Otsuka Munehiro, Miyamoto Takanobu, Ohara Jiro, Hoshimaru Minoru, Ueda Shigeo
Shin-Ai kai Spine Center, Katano Hospital, Katano City, Osaka, Japan.
J Neurosurg Case Lessons. 2024 Dec 23;8(26). doi: 10.3171/CASE24688.
A bipartite atlas is a rare congenital anomaly characterized by incomplete fusion of the anterior and posterior arches of the first cervical vertebra (C1). While typically asymptomatic, this condition can result in cervical myelopathy when accompanied by degenerative changes. This report presents a rare case of cervical myelopathy caused by a bipartite atlas in an older patient that required surgical intervention.
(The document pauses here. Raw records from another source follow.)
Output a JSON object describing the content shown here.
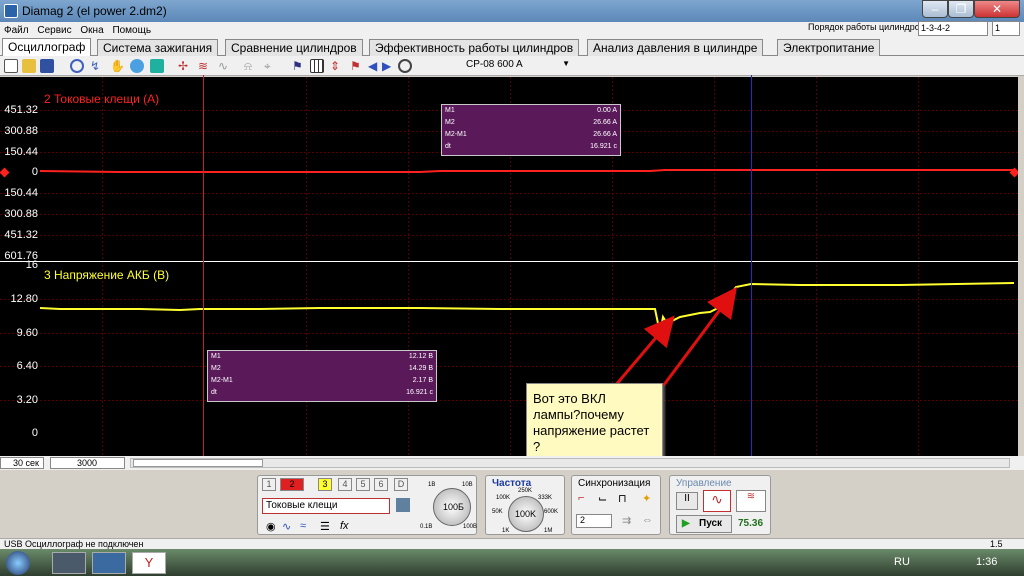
{
  "window": {
    "title": "Diamag 2 (el power 2.dm2)"
  },
  "menu": [
    "Файл",
    "Сервис",
    "Окна",
    "Помощь"
  ],
  "cylinder_order": {
    "label": "Порядок работы цилиндров",
    "value": "1-3-4-2",
    "cyl": "1"
  },
  "tabs": [
    "Осциллограф",
    "Система зажигания",
    "Сравнение цилиндров",
    "Эффективность работы цилиндров",
    "Анализ давления в цилиндре",
    "Электропитание"
  ],
  "toolbar": {
    "probe": "CP-08 600 A"
  },
  "channel1": {
    "label": "2 Токовые клещи (А)",
    "color": "#ff2020",
    "ticks": [
      "451.32",
      "300.88",
      "150.44",
      "0",
      "150.44",
      "300.88",
      "451.32",
      "601.76"
    ]
  },
  "channel2": {
    "label": "3 Напряжение АКБ (В)",
    "color": "#ffff30",
    "ticks": [
      "16",
      "12.80",
      "9.60",
      "6.40",
      "3.20",
      "0"
    ]
  },
  "marker_box1": {
    "rows": [
      {
        "k": "M1",
        "v": "0.00 A"
      },
      {
        "k": "M2",
        "v": "26.66 A"
      },
      {
        "k": "M2-M1",
        "v": "26.66 A"
      },
      {
        "k": "dt",
        "v": "16.921 с"
      }
    ]
  },
  "marker_box2": {
    "rows": [
      {
        "k": "M1",
        "v": "12.12 В"
      },
      {
        "k": "M2",
        "v": "14.29 В"
      },
      {
        "k": "M2-M1",
        "v": "2.17 В"
      },
      {
        "k": "dt",
        "v": "16.921 с"
      }
    ]
  },
  "callout": {
    "text": "Вот это ВКЛ лампы?почему напряжение растет ?"
  },
  "timebase": {
    "value": "30 сек",
    "points": "3000"
  },
  "bottom": {
    "channels": [
      "1",
      "2",
      "3",
      "4",
      "5",
      "6",
      "D"
    ],
    "sensor": "Токовые клещи",
    "gain": {
      "labels": [
        "1В",
        "10В",
        "0.1В",
        "100В"
      ],
      "value": "100Б"
    },
    "freq": {
      "title": "Частота",
      "labels": [
        "250K",
        "100K",
        "333K",
        "50K",
        "600K",
        "1K",
        "1M"
      ],
      "value": "100K"
    },
    "sync": {
      "title": "Синхронизация",
      "value": "2"
    },
    "control": {
      "title": "Управление",
      "start": "Пуск",
      "value": "75.36"
    }
  },
  "status": {
    "left": "USB Осциллограф не подключен",
    "right": "1.5"
  },
  "taskbar": {
    "lang": "RU",
    "time": "1:36"
  }
}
A 63-year-old male presented with progressive neurological symptoms, including impaired fine motor skills, pain, and paresthesias in both the upper and lower extremities. Imaging revealed a bipartite atlas accompanied by degenerative changes, resulting in significant spinal cord compression. The patient underwent a posterior decompression via C1 laminectomy and duraplasty, resulting in significant clinical improvement and a resolution of symptoms.
This case highlights the importance of recognizing a bipartite atlas as a potential cause of cervical myelopathy, particularly in older patients with degenerative changes. This is a rare case in which congenital and degenerative factors are intertwined, underscoring the importance of a comprehensive pathological analysis and the development of a personalized treatment strategy. Prompt diagnosis and appropriate surgical intervention are essential for favorable outcomes. https://thejns.org/doi/10.3171/CASE24688.
二分寰椎是一种罕见的先天性异常,其特征为第一颈椎(C1)前后弓融合不全。虽然通常无症状,但当伴有退行性改变时,这种情况可导致颈椎脊髓病。本报告介绍了一例老年患者因二分寰椎导致颈椎脊髓病且需要手术干预的罕见病例。
一名63岁男性出现进行性神经症状,包括精细运动技能受损、疼痛以及双上肢和双下肢感觉异常。影像学检查显示二分寰椎伴有退行性改变,导致严重脊髓受压。患者接受了C1椎板切除术和硬脑膜成形术进行后路减压,临床症状得到显著改善且症状消失。